The user-follows-user relations are available in a large social network file.

Each line in the file is in the format of "{userA_ID},{userB_ID}", denoting a "follow" relationship from user A to user B.

Availability

The csv file is available for download according to the terms of the licence below.

The large user social network file is available in four separate parts:

http://www.nactem.ac.uk/data/edges_all.txt.gz.aa
http://www.nactem.ac.uk/data/edges_all.txt.gz.ab
http://www.nactem.ac.uk/data/edges_all.txt.gz.ac
http://www.nactem.ac.uk/data/edges_all.txt.gz.ad

Please use the following command to merge all files and then uncompress

cat edges_all.tar.gz.* > edges_all.tar.gz

Related Publication

Min, E., Rong, Y, Xu, T., Bian, Y., Zhao, P., Huang, J. and Ananiadou, S. (2022). Divide-and-Conquer: Post-User Interaction Network for Fake News Detection on Social Media.
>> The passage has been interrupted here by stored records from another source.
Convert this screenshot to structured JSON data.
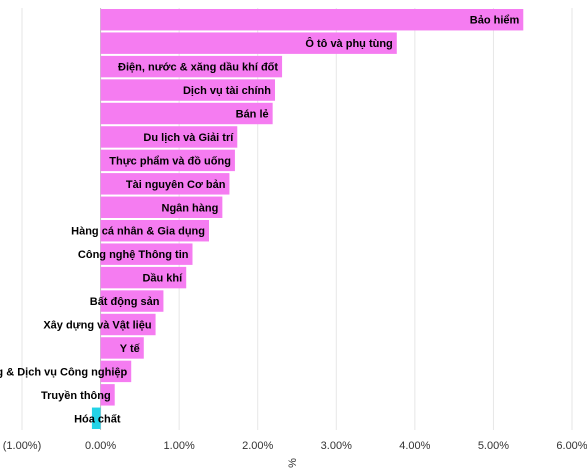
{
  "chart_data": {
    "type": "bar",
    "orientation": "horizontal",
    "categories": [
      "Bảo hiểm",
      "Ô tô và phụ tùng",
      "Điện, nước & xăng dầu khí đốt",
      "Dịch vụ tài chính",
      "Bán lẻ",
      "Du lịch và Giải trí",
      "Thực phẩm và đồ uống",
      "Tài nguyên Cơ bản",
      "Ngân hàng",
      "Hàng cá nhân & Gia dụng",
      "Công nghệ Thông tin",
      "Dầu khí",
      "Bất động sản",
      "Xây dựng và Vật liệu",
      "Y tế",
      "Hàng & Dịch vụ Công nghiệp",
      "Truyền thông",
      "Hóa chất"
    ],
    "values": [
      5.38,
      3.77,
      2.31,
      2.22,
      2.19,
      1.74,
      1.71,
      1.64,
      1.55,
      1.38,
      1.17,
      1.09,
      0.8,
      0.7,
      0.55,
      0.39,
      0.18,
      -0.11
    ],
    "xlim": [
      -1.0,
      6.0
    ],
    "xticks": [
      "(1.00%)",
      "0.00%",
      "1.00%",
      "2.00%",
      "3.00%",
      "4.00%",
      "5.00%",
      "6.00%"
    ],
    "xlabel": "%",
    "title": "",
    "grid": true,
    "colors": {
      "positive": "#F57CF1",
      "negative": "#22D3E6",
      "gridline": "#E6E6E6",
      "zero_line": "#BFBFBF"
    }
  }
}
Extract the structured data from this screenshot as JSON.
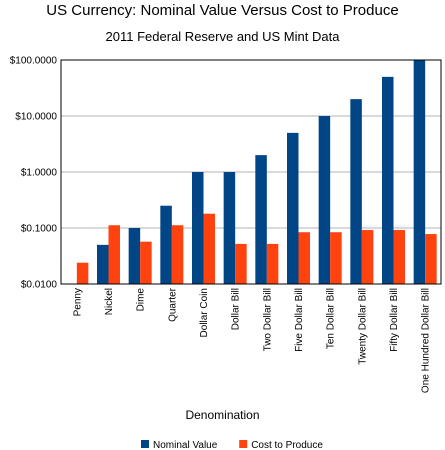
{
  "chart_data": {
    "type": "bar",
    "title": "US Currency: Nominal Value Versus Cost to Produce",
    "subtitle": "2011 Federal Reserve and US Mint Data",
    "xlabel": "Denomination",
    "ylabel": "",
    "yscale": "log",
    "ylim": [
      0.01,
      100
    ],
    "yticks": [
      0.01,
      0.1,
      1,
      10,
      100
    ],
    "ytick_labels": [
      "$0.0100",
      "$0.1000",
      "$1.0000",
      "$10.0000",
      "$100.0000"
    ],
    "grid": true,
    "legend_position": "bottom",
    "categories": [
      "Penny",
      "Nickel",
      "Dime",
      "Quarter",
      "Dollar Coin",
      "Dollar Bill",
      "Two Dollar Bill",
      "Five Dollar Bill",
      "Ten Dollar Bill",
      "Twenty Dollar Bill",
      "Fifty Dollar Bill",
      "One Hundred Dollar Bill"
    ],
    "series": [
      {
        "name": "Nominal Value",
        "color": "#004586",
        "values": [
          0.01,
          0.05,
          0.1,
          0.25,
          1,
          1,
          2,
          5,
          10,
          20,
          50,
          100
        ]
      },
      {
        "name": "Cost to Produce",
        "color": "#ff420e",
        "values": [
          0.024,
          0.112,
          0.057,
          0.112,
          0.18,
          0.052,
          0.052,
          0.084,
          0.084,
          0.092,
          0.092,
          0.078
        ]
      }
    ]
  }
}
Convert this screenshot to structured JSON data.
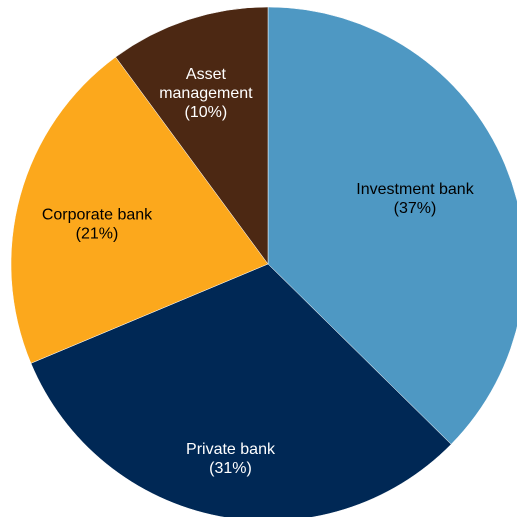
{
  "chart_data": {
    "type": "pie",
    "title": "",
    "start_angle_deg": 0,
    "direction": "clockwise",
    "slices": [
      {
        "name": "Investment bank",
        "value": 37,
        "label_lines": [
          "Investment bank",
          "(37%)"
        ],
        "color": "#4e98c3",
        "text_color": "#000000"
      },
      {
        "name": "Private bank",
        "value": 31,
        "label_lines": [
          "Private bank",
          "(31%)"
        ],
        "color": "#002855",
        "text_color": "#ffffff"
      },
      {
        "name": "Corporate bank",
        "value": 21,
        "label_lines": [
          "Corporate bank",
          "(21%)"
        ],
        "color": "#fca81c",
        "text_color": "#000000"
      },
      {
        "name": "Asset management",
        "value": 10,
        "label_lines": [
          "Asset",
          "management",
          "(10%)"
        ],
        "color": "#4c2813",
        "text_color": "#ffffff"
      }
    ]
  }
}
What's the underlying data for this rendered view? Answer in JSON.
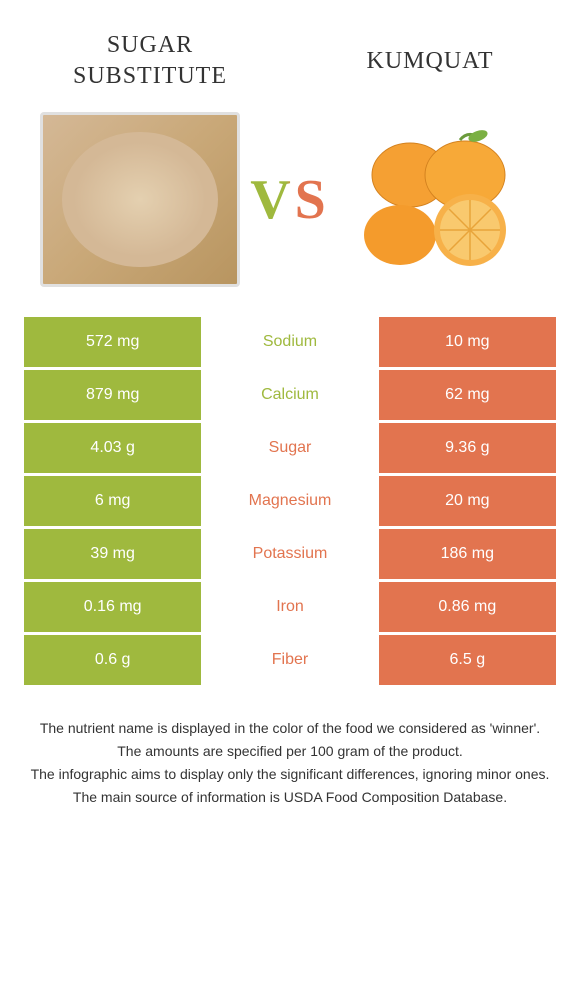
{
  "header": {
    "left_title_line1": "Sugar",
    "left_title_line2": "substitute",
    "right_title": "Kumquat",
    "vs_label": "VS"
  },
  "colors": {
    "left": "#9fb93e",
    "right": "#e2744f",
    "text_dark": "#333333",
    "background": "#ffffff"
  },
  "nutrients": [
    {
      "name": "Sodium",
      "left": "572 mg",
      "right": "10 mg",
      "winner": "left"
    },
    {
      "name": "Calcium",
      "left": "879 mg",
      "right": "62 mg",
      "winner": "left"
    },
    {
      "name": "Sugar",
      "left": "4.03 g",
      "right": "9.36 g",
      "winner": "right"
    },
    {
      "name": "Magnesium",
      "left": "6 mg",
      "right": "20 mg",
      "winner": "right"
    },
    {
      "name": "Potassium",
      "left": "39 mg",
      "right": "186 mg",
      "winner": "right"
    },
    {
      "name": "Iron",
      "left": "0.16 mg",
      "right": "0.86 mg",
      "winner": "right"
    },
    {
      "name": "Fiber",
      "left": "0.6 g",
      "right": "6.5 g",
      "winner": "right"
    }
  ],
  "footer": {
    "line1": "The nutrient name is displayed in the color of the food we considered as 'winner'.",
    "line2": "The amounts are specified per 100 gram of the product.",
    "line3": "The infographic aims to display only the significant differences, ignoring minor ones.",
    "line4": "The main source of information is USDA Food Composition Database."
  }
}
In: Proceedings of The Web Conference 2022, pp. 1148-1158.

Licence

Creative Commons License
The dataset was constructed at the National Centre for Text Mining (NaCTeM), School of Computer Science, University of Manchester, UK. It is licensed under a Creative Commons Attribution 4.0 International License. Please attribute NaCTeM when using the dataset, and please cite the following article:

Min, E., Rong, Y, Xu, T., Bian, Y., Zhao, P., Huang, J. and Ananiadou, S. (2022). Divide-and-Conquer: Post-User Interaction Network for Fake News Detection on Social Media. In: Proceedings of The Web Conference 2022, pp. 1148-1158.